Two years ago, I bought a plotter, which was over 30 years old - I still create my artistic projects with it. The production of this kind of plotter was stopped in the early 90s as they were replaced by inkjet printers. My plotter, which I got for very little money, is still "going like clockwork" after all these years and is structured in a fascinatingly simple manner. It took about a few weeks until I could control the "old" plotter with a PC from today but eventually, it worked.

I have never owned a car as I can easily get around Hamburg by public transport or by bike. If I occasionally need a car, I just borrow one or use car sharing. I also like to travel by train, not least because I can use the luxury gift “time” for good thoughts and very importantly: for notes and sketches. I always travel with one notebook for applied design and one for art - Sure thing.

What's special about my product design is, is that I would rather leave it to others to assess or judge it

I take my inspiration from all areas of applied and liberal arts, as well as everyday life. I really enjoy the exchange with colleagues, who have different backgrounds or career paths, as its so productive. I always intend to open my senses up for anything, even for things that would initially not raise my interest. I also get inspired when I design different things at the same time and get involved with them in various ways. This automatically creates synergies.

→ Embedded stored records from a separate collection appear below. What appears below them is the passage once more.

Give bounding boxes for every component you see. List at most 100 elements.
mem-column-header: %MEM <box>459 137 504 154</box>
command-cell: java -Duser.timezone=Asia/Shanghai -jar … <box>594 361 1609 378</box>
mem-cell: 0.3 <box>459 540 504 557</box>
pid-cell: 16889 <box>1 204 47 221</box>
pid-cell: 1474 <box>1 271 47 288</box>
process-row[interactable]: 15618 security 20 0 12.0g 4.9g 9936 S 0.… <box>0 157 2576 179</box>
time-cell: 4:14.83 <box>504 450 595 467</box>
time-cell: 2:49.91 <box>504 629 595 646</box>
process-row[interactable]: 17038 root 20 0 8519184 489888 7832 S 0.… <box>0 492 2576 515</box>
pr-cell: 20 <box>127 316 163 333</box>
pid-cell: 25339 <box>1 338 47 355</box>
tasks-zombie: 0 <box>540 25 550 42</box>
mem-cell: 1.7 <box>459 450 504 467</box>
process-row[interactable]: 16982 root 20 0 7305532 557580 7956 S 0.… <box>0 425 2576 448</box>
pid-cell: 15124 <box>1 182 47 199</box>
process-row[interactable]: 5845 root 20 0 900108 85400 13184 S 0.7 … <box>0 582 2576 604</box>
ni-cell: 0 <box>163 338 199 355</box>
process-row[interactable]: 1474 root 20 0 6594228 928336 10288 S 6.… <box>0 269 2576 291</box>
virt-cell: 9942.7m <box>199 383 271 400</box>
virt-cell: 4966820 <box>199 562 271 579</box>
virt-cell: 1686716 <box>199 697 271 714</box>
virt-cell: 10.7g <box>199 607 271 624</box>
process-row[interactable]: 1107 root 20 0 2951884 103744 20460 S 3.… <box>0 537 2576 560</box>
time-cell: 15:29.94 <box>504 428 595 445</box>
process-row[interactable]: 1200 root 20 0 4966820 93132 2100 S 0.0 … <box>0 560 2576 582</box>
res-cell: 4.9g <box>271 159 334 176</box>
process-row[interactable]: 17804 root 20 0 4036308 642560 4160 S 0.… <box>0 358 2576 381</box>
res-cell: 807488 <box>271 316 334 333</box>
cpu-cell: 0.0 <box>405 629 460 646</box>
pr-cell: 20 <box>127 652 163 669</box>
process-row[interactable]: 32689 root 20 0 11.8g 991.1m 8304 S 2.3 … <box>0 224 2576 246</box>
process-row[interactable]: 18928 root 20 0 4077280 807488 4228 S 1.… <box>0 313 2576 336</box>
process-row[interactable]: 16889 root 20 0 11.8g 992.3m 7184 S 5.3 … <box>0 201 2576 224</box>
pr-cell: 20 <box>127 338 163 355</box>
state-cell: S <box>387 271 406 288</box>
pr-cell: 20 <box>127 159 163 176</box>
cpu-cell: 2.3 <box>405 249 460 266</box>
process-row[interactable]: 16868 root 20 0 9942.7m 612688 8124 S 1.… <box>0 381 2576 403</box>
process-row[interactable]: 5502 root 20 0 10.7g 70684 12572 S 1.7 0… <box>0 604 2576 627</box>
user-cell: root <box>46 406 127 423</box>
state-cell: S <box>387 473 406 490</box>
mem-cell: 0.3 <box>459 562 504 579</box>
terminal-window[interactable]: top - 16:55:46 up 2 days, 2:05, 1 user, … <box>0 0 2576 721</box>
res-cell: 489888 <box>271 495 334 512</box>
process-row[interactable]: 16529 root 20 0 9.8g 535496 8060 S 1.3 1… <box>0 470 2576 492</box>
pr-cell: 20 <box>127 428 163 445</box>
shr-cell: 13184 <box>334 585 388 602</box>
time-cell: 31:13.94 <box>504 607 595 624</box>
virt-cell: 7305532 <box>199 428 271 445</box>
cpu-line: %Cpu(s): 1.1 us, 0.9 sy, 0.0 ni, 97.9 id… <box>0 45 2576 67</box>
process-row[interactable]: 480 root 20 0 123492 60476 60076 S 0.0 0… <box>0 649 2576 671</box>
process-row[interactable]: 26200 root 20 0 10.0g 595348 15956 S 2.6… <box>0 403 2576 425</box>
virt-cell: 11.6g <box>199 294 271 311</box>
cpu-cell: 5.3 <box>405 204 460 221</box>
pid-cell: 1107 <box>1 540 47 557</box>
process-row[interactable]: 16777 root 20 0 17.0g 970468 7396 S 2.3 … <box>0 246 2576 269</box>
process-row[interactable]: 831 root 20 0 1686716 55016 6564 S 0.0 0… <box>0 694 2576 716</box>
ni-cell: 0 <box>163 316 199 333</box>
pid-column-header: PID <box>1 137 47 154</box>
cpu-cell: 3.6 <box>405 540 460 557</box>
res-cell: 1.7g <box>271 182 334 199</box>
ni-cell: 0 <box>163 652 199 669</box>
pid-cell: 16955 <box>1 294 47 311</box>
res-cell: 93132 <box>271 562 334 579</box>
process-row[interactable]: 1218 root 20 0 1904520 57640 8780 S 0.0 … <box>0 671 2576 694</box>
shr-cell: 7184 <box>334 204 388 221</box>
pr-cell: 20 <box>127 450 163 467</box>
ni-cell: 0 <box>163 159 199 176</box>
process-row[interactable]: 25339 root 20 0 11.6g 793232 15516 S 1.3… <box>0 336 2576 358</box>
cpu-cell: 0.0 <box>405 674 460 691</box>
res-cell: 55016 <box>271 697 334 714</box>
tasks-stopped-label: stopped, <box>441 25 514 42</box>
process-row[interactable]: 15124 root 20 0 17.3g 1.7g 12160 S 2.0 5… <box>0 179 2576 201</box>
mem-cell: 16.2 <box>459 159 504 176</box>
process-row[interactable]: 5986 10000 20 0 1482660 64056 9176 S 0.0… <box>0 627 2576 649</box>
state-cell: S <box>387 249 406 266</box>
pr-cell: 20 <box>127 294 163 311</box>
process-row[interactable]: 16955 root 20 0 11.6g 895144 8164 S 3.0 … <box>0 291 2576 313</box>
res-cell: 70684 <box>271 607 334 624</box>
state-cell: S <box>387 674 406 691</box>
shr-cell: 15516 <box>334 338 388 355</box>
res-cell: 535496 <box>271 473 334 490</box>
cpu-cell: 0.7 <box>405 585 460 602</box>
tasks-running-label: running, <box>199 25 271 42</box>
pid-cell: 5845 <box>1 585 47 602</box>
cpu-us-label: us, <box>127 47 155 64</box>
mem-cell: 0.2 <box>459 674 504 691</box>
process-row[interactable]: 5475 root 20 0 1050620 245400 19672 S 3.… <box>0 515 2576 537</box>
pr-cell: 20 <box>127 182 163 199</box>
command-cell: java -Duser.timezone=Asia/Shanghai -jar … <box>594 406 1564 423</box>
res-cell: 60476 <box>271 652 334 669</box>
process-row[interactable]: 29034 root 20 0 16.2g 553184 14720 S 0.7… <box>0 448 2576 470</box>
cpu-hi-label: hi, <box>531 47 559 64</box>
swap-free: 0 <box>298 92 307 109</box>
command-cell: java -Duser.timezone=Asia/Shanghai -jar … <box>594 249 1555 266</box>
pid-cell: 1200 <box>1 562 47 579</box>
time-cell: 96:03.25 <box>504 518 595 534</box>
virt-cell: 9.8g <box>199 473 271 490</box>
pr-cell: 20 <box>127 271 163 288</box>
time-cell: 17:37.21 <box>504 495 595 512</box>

My tips for a minimalist decor:

Of course, it is generally difficult to give specific tips because everyone has a different understanding of minimalist furnishings whereby space conditions always vary.

"It is in self-limitation that a master first shows himself" (J.W. Goethe) When less is more, that little needs more attention

  1. Details become more apparent: When it's all about reduced or minimalist furnishings, the (still) present is becoming more and more essential.
  2. High quality and raw materials: That is why we always use high-quality or let's say “real” basic materials and no replicas. Real wood parquet or high-quality textiles, for example, come into their own much more visually and haptically in a reduced environment.
  3. White is not the same: With wall paints you can work with slight gradations.
  4. The visual references are always important: What do I see when I walk through rooms? What happens to daylight, how does it go? Can things be staged and highlighted by natural light or shadow? I absolutely refer to John Pawson here.

To me, trends arise from social developments such as the ways how we will live and work in the future. Trend as a concept is ambivalent and often used in an inflationary manner. You should always ask yourself to what extent you want to follow a trend. In the abundance of "trendy", I often find the "untrendable" or less noticed much more exciting.

Gunther Kleinert

Gunther Kleinert, The Fabrics Series

2020 holds some surprises by Gunther Kleinert

My next step is n the pursue of new product and interior design projects in Studio Labs. I will also continue to work on my artistic projects and series "I can see music" and "The sound of ...", in which I deal with the visualization of the audible (music, noise, sound) and explore ways, how to transfer them into the third dimension.